According to the results, the general attitude of hemodialysis patients in the teach-back group was significantly different from that of the other group after the intervention. Teach-back education could improve the attitude of patients through individual training. In this respect, a study reported that the teach-back changed the attitudes of type 2 diabetic patients (19). However, the effect of face-to-face and video education on attitude was compared with Patients’ adherence to diet undergoing hemodialysis. It was found that education had an equal effect on the increase of attitude associated with diet and fluids compliance among members of both groups (20). As mentioned above, the current study used the lecture method; however, training was carried out individually and in a teach-back manner in the current study. Therefore, this difference can be a reason for the contradictory results. It can be claimed that the increase in patients’ awareness was due to the full understanding of the educational points in the teach-back education.

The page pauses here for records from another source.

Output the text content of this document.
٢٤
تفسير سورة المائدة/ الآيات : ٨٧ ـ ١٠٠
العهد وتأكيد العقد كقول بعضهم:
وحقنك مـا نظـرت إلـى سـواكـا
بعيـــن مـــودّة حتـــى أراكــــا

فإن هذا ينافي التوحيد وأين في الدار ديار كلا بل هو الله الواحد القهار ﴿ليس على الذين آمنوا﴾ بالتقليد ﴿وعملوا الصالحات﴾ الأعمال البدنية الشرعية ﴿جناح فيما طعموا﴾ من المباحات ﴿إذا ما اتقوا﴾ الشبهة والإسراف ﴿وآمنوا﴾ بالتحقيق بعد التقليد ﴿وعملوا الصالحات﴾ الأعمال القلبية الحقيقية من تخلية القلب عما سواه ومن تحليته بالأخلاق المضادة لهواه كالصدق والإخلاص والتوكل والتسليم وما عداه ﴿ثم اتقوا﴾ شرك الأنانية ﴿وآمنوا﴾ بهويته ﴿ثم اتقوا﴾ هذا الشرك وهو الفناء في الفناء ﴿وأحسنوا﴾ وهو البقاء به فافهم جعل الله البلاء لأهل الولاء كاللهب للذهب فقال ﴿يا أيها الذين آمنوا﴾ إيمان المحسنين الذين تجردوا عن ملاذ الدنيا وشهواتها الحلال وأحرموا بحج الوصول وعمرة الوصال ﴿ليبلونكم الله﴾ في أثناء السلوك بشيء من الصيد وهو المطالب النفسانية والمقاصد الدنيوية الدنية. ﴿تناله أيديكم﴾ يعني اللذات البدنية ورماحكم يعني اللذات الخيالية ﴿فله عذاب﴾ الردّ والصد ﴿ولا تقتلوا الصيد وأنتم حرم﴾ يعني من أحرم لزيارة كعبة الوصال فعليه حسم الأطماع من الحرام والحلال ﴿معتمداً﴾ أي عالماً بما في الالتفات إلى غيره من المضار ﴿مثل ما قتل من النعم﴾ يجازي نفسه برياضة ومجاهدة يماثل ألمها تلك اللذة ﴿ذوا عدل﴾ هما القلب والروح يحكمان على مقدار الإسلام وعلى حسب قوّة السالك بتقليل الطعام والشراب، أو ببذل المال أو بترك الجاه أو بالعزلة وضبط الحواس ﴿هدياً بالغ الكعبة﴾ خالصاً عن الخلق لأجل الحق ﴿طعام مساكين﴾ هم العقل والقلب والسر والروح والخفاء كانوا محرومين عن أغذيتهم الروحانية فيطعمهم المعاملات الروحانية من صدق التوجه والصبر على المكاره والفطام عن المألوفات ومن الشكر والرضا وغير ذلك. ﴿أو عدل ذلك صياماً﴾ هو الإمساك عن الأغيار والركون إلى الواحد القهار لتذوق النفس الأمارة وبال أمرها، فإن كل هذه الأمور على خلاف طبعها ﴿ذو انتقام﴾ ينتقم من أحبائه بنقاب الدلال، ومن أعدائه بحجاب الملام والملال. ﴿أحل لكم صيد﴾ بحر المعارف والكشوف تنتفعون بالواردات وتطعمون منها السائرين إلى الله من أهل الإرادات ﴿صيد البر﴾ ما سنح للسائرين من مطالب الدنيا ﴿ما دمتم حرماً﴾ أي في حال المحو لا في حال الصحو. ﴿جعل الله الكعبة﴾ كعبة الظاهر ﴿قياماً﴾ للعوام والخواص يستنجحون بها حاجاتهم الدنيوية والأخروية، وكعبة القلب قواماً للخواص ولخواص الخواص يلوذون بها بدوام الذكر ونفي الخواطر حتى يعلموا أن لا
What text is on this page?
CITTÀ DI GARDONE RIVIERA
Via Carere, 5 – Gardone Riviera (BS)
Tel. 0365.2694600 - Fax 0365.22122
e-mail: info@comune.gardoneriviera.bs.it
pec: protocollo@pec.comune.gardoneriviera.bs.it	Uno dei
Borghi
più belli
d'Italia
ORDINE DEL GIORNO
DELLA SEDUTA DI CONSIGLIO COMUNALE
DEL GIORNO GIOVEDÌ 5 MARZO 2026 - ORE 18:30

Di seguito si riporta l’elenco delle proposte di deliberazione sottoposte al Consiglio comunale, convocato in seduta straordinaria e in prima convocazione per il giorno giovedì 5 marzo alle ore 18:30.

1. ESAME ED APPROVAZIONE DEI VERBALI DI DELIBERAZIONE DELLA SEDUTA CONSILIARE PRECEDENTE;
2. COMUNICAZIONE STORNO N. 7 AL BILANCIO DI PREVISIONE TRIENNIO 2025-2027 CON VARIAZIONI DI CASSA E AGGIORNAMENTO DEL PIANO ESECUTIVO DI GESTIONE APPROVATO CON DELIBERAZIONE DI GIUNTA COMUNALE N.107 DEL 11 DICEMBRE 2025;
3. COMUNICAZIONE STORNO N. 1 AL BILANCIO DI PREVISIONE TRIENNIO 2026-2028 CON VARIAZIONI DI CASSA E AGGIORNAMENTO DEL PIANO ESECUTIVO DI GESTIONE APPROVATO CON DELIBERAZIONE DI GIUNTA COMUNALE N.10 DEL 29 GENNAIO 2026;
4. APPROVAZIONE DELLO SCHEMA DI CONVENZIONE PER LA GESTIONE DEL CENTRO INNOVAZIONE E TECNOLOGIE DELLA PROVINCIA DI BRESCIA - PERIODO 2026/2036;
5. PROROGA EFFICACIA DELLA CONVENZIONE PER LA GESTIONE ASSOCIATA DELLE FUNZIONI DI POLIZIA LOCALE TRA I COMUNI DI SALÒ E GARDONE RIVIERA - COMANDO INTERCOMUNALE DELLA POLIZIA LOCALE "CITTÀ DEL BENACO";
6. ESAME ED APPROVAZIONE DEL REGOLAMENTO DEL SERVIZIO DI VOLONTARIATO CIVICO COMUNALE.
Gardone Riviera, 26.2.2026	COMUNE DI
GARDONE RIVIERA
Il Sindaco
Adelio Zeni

The results of the present study indicated that both teach-back and group discussion methods could increase the nutritional function, activity and rest, and fistula care among hemodialysis patients, which is consistent with the results of other studies. For instance, the education of hemodialysis patients resulted in weight loss, improved blood pressure, and modified blood biochemical parameters (21). Teach-back learning could improve the treatment in four domains of hemodialysis, drug therapy, fluid intake, and diet among hemodialysis patients (22). However, the use of pamphlet training was more effective than face-to-face training in preventing risk factors for cardiovascular diseases. This can be attributed to the better performance of the pamphlet training group than face-to-face training before the intervention (23). According to the literature, self-care education is of utmost importance in a hemodialysis patient, because it leads to an increased level of knowledge to prevent secondary complications. Although there is still no significant difference regarding the effects of various training methods, proper education can increase knowledge, attitude, and performance in hemodialysis patients. One of the major limitations of this study was self-report by patients, which might be associated with some errors that were out of the control of the researcher.

5.1. Conclusions

According to the results of the current study, both teach-back and group training methods heightened the knowledge, attitude, and performance of hemodialysis patients. Besides, considering that the teach-back method had higher effectiveness on attitude than the group training method, it is recommended to apply this training method to educate hemodialysis patients with a negative attitude toward the treatment and disease.